Sozialdemokratische Korrespondenz, no 112, 30 octobre 1914
Traduction de l’allemand et notes par Ulysse Lojkine et Alice Vincent.
Partout sur de vastes étendues de terre et sur les mers, le train dévastateur de la guerre mondiale actuelle ne laisse pour l’instant derrière lui rien d’autre que des ruines[1]. Ruines de villes et de villages, de forteresses, de pièces d’artillerie et d’armes brisées, ruines d’énormes cuirassés et de petits torpilleurs. Et parmi elles, des ruines de bonheur humain brisé.
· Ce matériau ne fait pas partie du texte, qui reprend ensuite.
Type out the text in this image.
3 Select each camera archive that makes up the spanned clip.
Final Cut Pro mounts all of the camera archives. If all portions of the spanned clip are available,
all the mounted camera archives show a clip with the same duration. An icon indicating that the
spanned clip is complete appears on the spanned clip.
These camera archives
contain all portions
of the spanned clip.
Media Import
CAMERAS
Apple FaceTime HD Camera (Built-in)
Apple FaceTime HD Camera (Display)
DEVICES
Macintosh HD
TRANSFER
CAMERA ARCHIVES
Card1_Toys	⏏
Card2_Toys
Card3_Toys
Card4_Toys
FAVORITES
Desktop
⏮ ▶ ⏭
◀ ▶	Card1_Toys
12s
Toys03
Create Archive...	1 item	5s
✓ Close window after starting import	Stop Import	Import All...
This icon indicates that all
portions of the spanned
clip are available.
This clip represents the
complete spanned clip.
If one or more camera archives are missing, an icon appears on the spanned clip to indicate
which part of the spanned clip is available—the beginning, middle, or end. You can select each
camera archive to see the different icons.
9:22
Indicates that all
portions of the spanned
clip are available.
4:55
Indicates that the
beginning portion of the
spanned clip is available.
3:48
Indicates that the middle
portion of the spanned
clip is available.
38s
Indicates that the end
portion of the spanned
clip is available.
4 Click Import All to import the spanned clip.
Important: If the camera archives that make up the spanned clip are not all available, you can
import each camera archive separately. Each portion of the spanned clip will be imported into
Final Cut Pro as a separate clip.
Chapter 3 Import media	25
Des hécatombes de corps humains déchiquetés, mêlés à la charogne horrible de chevaux, de chiens sans vie et de bétail mort de faim, carbonisé. Les guerres s’étendent comme un fil sanglant à travers toute l’histoire millénaire de la société de classes. Tant qu’il y a propriété privée, exploitation, richesse et pauvreté, les guerres sont inévitables et chaque guerre répand autour d’elle la mort et la pestilence, la destruction et la misère. La guerre mondiale actuelle surpasse pourtant tout ce qui a précédé par ses dimensions, sa violence et ses profondes répercussions. Jamais tant de peuples, de pays, de parties du monde n’avaient été encerclés en même temps par les flammes de la guerre, jamais de si puissants moyens techniques n’avaient été déployés au service de la destruction, jamais de si riches trésors de la culture matérielle n’avaient été exposés à la tempête infernale. Dans l’ouragan mondial actuel, le capitalisme moderne hurle son chant de triomphe[2] satanique : en quelques décennies, lui seul pouvait amonceler d’étincelantes richesses et les resplendissantes œuvres de la culture, pour les transformer ensuite en quelques mois par les moyens les plus raffinés en un champ de ruines. Lui seul a réussi à faire de l’homme le prince des terres, des mers et des airs, un demi-dieu rieur et maître de tous les éléments, pour le laisser ensuite crever misérablement comme un mendiant sous les ruines de sa propre splendeur, dans les tourments qu’il a lui-même créés. Les criantes contradictions internes de ce système social, sa force vibrante et renversante, les violentes fluctuations de son rythme ne se sont jamais fait sentir si distinctement et si vivement que dans cette guerre mondiale – la plus grande œuvre de destruction du capitalisme depuis deux siècles.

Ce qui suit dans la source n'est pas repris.